Franken, TU/e-alumnus Bouwkunde en al jaren werkzaam als architect, is lid van de Loge De Gezellen van Sint Jan. Hij is oud-voorzittend meester van zijn loge. Hij is zich bewust van de mystiek en geheimzinnigheid rond de vrijmetselarij. “Wat is nou dat geheim? Dat vraagt ook iedere vrijmetselaar zich af… “het zou kunnen zijn, dat dit diep in jezelf zit”, mijmert Franken. “Je zou het geheim kunnen vinden, als je daar durft te zoeken.” Ken U Zelve is dan ook de eerste opdracht bij die zoektocht als leerling. Je wordt niet zomaar vrijmetselaar. Het genootschap rekruteert niet en je moet dus zelf op een loge afstappen en ‘aankloppen’. Maar ook dan ben je nog niet direct lid: “Daar gaan veel gesprekken aan vooraf om te zien of het bij jou past.” Sta je open voor een andere mening, of vind je dat jouw mening de enige juiste is?”

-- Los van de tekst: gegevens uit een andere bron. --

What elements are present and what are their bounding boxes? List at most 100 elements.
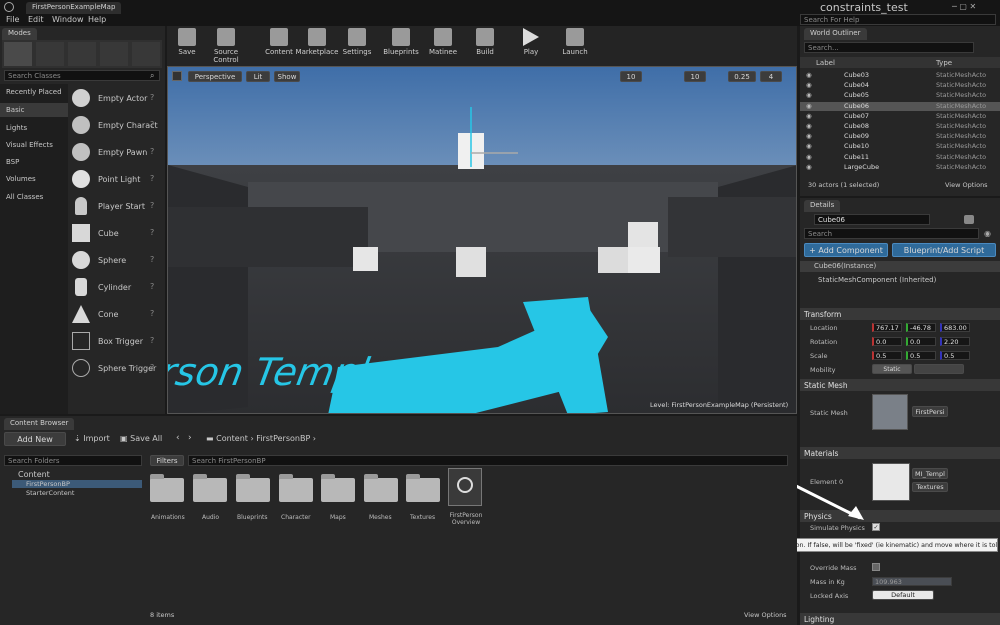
geometry-mode-icon[interactable] — [132, 42, 160, 66]
list-item[interactable]: Point Light ? — [70, 167, 162, 191]
list-item[interactable]: Empty Actor ? — [70, 86, 162, 110]
scale-snap-value[interactable]: 0.25 — [728, 71, 756, 82]
outliner-row[interactable]: ◉ Cube03 StaticMeshActo — [800, 71, 1000, 80]
category-basic[interactable]: Basic — [0, 103, 68, 117]
visibility-eye-icon[interactable]: ◉ — [806, 102, 812, 110]
level-viewport[interactable]: Person Templ Perspective Lit Show 10 10 … — [167, 66, 797, 414]
rotation-z[interactable]: 2.20 — [940, 337, 970, 346]
visibility-eye-icon[interactable]: ◉ — [806, 122, 812, 130]
blueprints-button[interactable]: Blueprints — [381, 28, 421, 62]
scale-x[interactable]: 0.5 — [872, 351, 902, 360]
breadcrumb-content[interactable]: Content — [216, 434, 248, 443]
level-tab[interactable]: FirstPersonExampleMap — [26, 2, 122, 14]
menu-file[interactable]: File — [6, 15, 19, 24]
category-bsp[interactable]: BSP — [6, 158, 19, 166]
asset-search-input[interactable]: Search FirstPersonBP — [188, 455, 788, 466]
place-mode-icon[interactable] — [4, 42, 32, 66]
override-mass-checkbox[interactable] — [872, 563, 880, 571]
search-folders-input[interactable]: Search Folders — [4, 455, 142, 466]
locked-axis-dropdown[interactable]: Default — [872, 590, 934, 600]
modes-tab[interactable]: Modes — [2, 28, 37, 40]
menu-edit[interactable]: Edit — [28, 15, 44, 24]
search-classes-input[interactable]: Search Classes — [4, 70, 160, 81]
visibility-eye-icon[interactable]: ◉ — [806, 132, 812, 140]
add-new-button[interactable]: Add New — [4, 432, 66, 446]
location-x[interactable]: 767.17 — [872, 323, 902, 332]
outliner-search-input[interactable]: Search... — [804, 42, 974, 53]
static-mesh-header[interactable]: Static Mesh — [800, 379, 1000, 391]
list-item[interactable]: Empty Charact ? — [70, 113, 162, 137]
list-item[interactable]: Sphere Trigger ? — [70, 356, 162, 380]
mass-value[interactable]: 109.963 — [872, 577, 952, 586]
column-type[interactable]: Type — [936, 59, 952, 67]
outliner-row[interactable]: ◉ Cube08 StaticMeshActo — [800, 122, 1000, 131]
folder-animations[interactable] — [150, 474, 184, 502]
mobility-movable-button[interactable] — [914, 364, 964, 374]
material-dropdown[interactable]: MI_Templ — [912, 468, 948, 479]
breadcrumb-firstpersonbp[interactable]: FirstPersonBP — [256, 434, 310, 443]
landscape-mode-icon[interactable] — [68, 42, 96, 66]
outliner-row[interactable]: ◉ LargeCube StaticMeshActo — [800, 163, 1000, 172]
outliner-row[interactable]: ◉ Cube05 StaticMeshActo — [800, 91, 1000, 100]
build-button[interactable]: Build — [465, 28, 505, 62]
outliner-row[interactable]: ◉ Cube09 StaticMeshActo — [800, 132, 1000, 141]
tree-content[interactable]: Content — [18, 470, 50, 479]
marketplace-button[interactable]: Marketplace — [295, 28, 339, 62]
paint-mode-icon[interactable] — [36, 42, 64, 66]
category-all-classes[interactable]: All Classes — [6, 193, 43, 201]
outliner-row[interactable]: ◉ Cube10 StaticMeshActo — [800, 142, 1000, 151]
list-item[interactable]: Cone ? — [70, 302, 162, 326]
world-outliner-tab[interactable]: World Outliner — [804, 28, 867, 40]
camera-speed-value[interactable]: 4 — [760, 71, 782, 82]
category-lights[interactable]: Lights — [6, 124, 27, 132]
menu-window[interactable]: Window — [52, 15, 84, 24]
outliner-view-options[interactable]: View Options — [945, 181, 988, 189]
angle-snap-value[interactable]: 10 — [684, 71, 706, 82]
blueprint-script-button[interactable]: Blueprint/Add Script — [892, 243, 996, 257]
settings-button[interactable]: Settings — [337, 28, 377, 62]
component-static-mesh[interactable]: StaticMeshComponent (Inherited) — [818, 276, 936, 284]
import-button[interactable]: ⇣ Import — [74, 434, 110, 443]
lighting-header[interactable]: Lighting — [800, 613, 1000, 625]
visibility-eye-icon[interactable]: ◉ — [806, 81, 812, 89]
window-controls[interactable]: ─ ▢ ✕ — [952, 2, 976, 11]
list-item[interactable]: Empty Pawn ? — [70, 140, 162, 164]
save-all-button[interactable]: ▣ Save All — [120, 434, 162, 443]
source-control-button[interactable]: Source Control — [201, 28, 251, 64]
grid-snap-value[interactable]: 10 — [620, 71, 642, 82]
nav-back-icon[interactable]: ‹ — [176, 433, 180, 443]
filters-button[interactable]: Filters — [150, 455, 184, 466]
folder-textures[interactable] — [406, 474, 440, 502]
static-mesh-dropdown[interactable]: FirstPersi — [912, 406, 948, 417]
visibility-eye-icon[interactable]: ◉ — [806, 112, 812, 120]
transform-header[interactable]: Transform — [800, 308, 1000, 320]
component-instance[interactable]: Cube06(Instance) — [800, 261, 1000, 272]
tree-startercontent[interactable]: StarterContent — [26, 489, 74, 497]
actor-name-field[interactable]: Cube06 — [814, 214, 930, 225]
viewport-options-button[interactable] — [172, 71, 182, 81]
details-tab[interactable]: Details — [804, 200, 841, 212]
content-view-options[interactable]: View Options — [744, 611, 787, 619]
visibility-eye-icon[interactable]: ◉ — [806, 71, 812, 79]
play-button[interactable]: Play — [511, 28, 551, 62]
perspective-button[interactable]: Perspective — [188, 71, 242, 82]
scale-y[interactable]: 0.5 — [906, 351, 936, 360]
location-y[interactable]: -46.78 — [906, 323, 936, 332]
location-z[interactable]: 683.00 — [940, 323, 970, 332]
textures-dropdown[interactable]: Textures — [912, 482, 948, 492]
show-button[interactable]: Show — [274, 71, 300, 82]
tree-firstpersonbp[interactable]: FirstPersonBP — [12, 480, 142, 488]
folder-maps[interactable] — [321, 474, 355, 502]
outliner-row[interactable]: ◉ Cube06 StaticMeshActo — [800, 101, 1000, 111]
overview-asset-thumbnail[interactable] — [448, 468, 482, 506]
folder-character[interactable] — [279, 474, 313, 502]
category-visual-effects[interactable]: Visual Effects — [6, 141, 53, 149]
folder-audio[interactable] — [193, 474, 227, 502]
list-item[interactable]: Cube ? — [70, 221, 162, 245]
outliner-row[interactable]: ◉ Cube07 StaticMeshActo — [800, 112, 1000, 121]
list-item[interactable]: Sphere ? — [70, 248, 162, 272]
content-browser-tab[interactable]: Content Browser — [4, 418, 75, 430]
static-mesh-thumbnail[interactable] — [872, 394, 908, 430]
mobility-static-button[interactable]: Static — [872, 364, 912, 374]
foliage-mode-icon[interactable] — [100, 42, 128, 66]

Lier is als jonge vrijmetselaar wat in de minderheid. Met zijn 33 jaar – ingewijd als vrijmetselaar op 25-jarige leeftijd als student – was hij er vroeg bij. Maar dat heeft juist voordelen volgens hem. “Ik had toen sowieso wat meer tijd om dit in de avonden te doen. En ik leerde er veel zaken die ik in mijn studie weer kon toepassen, zoals debatteren op een manier dat het echt ging om argumenten te vergelijken (compareren, red.). Daarvoor moet je heel goed luisteren en de verschillen en overeenkomsten ontdekken, in plaats van zo snel mogelijk een tegenargument te formuleren.”

Naast Philips-mensen hebben we ook veel TU/e’ers. Zo’n 25 a 30 procent schat ik

Reinier Phielix
Meester bij loge De Vier Jaargetijden
Inwijding

De inwijding tot vrijmetselaar heeft misschien wel wat overeenkomsten met de ontgroening zoals studenten die kennen: je weet van tevoren niet wat je gaat overkomen. Dat is het enige. “Maar er komen geen excessieve hoeveelheden alcohol bij kijken en er zijn daarbij geen ongepaste of ongemakkelijke momenten”, durft Franken wel te stellen. “Zo’n inwijdingsritueel moet je je laten overkomen en ervaren en niet van tevoren willen weten. Gewoon vertrouwen hebben en je laten verwonderen. Maar mensen die echt nieuwsgierig zijn kunnen het met wat zoekwerk vast ergens op internet vinden.” Met intreden rijst de vraag: kun je ook uittreden? “Zeker, daar ben je vrij in”, zegt Franken, “maar het is niet gebruikelijk.”

Gelijkenissen met de bouw

Franken: “De vrijmetselarij is zo’n beetje het oudste genootschap dat er is en het is mogelijk ooit voortgekomen uit de bouwgildes. Daar komen ook de termen ‘leerling’, ‘gezel’ en ‘meester’ vandaan.” En er zijn meer gelijkenissen. Waar de mensen uit het bouwgilde werkten aan het bouwen en perfectioneren van bijvoorbeeld een kathedraal, werken de vrijmetselaars aan het perfectioneren van zichzelf. Beide nemen vaak een leven lang in beslag. Vandaar het symbool van de ruwe steen die je vlak maakt zodat deze een plek kan krijgen in een tempel, of een samenleving, waar ieder ander ook een plek kan vinden. De passer en winkelhaak in het logo zijn belangrijke ontwerp- en bouwgereedschappen hierbij.”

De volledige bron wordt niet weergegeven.